Current Research and Scholarly Interests
Pulmonary Embolism: My research focuses on finding means to predict who and a pulmonary embolism, and also who is likely to die and who is likely to live with a pulmonary embolism, so that we can use that information to more effectively and efficiently treat patients depending on their level of risk. In the end, it means tailoring therapy for patients with pulmonary embolism- those with high to intermediate risk of mortality and morbidity will likely in the future receive more intensive treatments than they do today, and those with low risk may someday be found to be safe going home after a short period of observation, no longer requiring hospitalization.
International Emergency Health Systems Development: Emergency Medicine is a relatively new speciality in the United States, and in much of the world does not exist as a physician specialty.
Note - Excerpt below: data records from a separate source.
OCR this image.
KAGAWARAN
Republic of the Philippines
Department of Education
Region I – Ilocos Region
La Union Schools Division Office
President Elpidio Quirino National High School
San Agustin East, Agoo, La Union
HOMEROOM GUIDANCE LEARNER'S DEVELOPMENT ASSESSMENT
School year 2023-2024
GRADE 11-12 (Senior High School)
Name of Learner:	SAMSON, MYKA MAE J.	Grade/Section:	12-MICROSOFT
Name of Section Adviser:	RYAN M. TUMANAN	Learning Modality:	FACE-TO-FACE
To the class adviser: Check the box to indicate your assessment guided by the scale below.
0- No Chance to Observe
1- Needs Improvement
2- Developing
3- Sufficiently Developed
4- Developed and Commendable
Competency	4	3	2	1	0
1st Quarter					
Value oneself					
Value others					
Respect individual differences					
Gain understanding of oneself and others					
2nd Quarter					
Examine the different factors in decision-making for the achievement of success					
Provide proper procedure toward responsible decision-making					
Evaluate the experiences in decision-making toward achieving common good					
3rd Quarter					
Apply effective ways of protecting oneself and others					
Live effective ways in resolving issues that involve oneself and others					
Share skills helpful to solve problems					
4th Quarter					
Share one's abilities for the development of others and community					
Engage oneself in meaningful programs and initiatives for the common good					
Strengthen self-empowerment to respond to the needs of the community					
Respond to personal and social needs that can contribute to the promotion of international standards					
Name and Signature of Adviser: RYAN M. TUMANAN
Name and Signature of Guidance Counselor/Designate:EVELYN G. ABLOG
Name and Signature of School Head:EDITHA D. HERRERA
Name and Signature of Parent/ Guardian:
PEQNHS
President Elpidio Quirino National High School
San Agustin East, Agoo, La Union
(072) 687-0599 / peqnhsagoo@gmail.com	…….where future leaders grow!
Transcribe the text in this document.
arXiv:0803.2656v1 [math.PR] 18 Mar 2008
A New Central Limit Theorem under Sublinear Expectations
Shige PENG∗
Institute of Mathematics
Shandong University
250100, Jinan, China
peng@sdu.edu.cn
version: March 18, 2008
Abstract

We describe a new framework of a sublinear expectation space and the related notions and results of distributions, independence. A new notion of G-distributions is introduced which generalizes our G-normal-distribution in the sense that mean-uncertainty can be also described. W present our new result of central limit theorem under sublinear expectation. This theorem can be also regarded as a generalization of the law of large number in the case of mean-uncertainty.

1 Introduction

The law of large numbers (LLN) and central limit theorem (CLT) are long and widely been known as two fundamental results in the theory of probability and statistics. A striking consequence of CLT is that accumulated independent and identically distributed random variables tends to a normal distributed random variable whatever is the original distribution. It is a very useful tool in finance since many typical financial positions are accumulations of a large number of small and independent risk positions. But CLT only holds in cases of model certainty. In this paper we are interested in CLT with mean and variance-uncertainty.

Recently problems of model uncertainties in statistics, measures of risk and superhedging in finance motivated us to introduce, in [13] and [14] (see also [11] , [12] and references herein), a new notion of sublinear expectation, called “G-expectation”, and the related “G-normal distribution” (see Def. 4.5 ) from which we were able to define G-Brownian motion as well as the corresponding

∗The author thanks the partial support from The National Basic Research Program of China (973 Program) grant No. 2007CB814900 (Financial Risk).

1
Moreover, most countries do not have a well organized Emergency Medical Service (EMS) staffed with attendants trained on delivering emergency care in the field and on ambulances. My research here is on how to best organize out-of-hospital (EMS) systems as well as in hospital emergency departments, and in so doing design and implement emergency systems for entire nations. My greatest interest is in determining whether evidence exists to suggest whether private (not for profit and for profit) or public (government-run) systems are the most efficient and reliable for providing care to all people in need, rich and poor, urban and rural, insured and uninsured.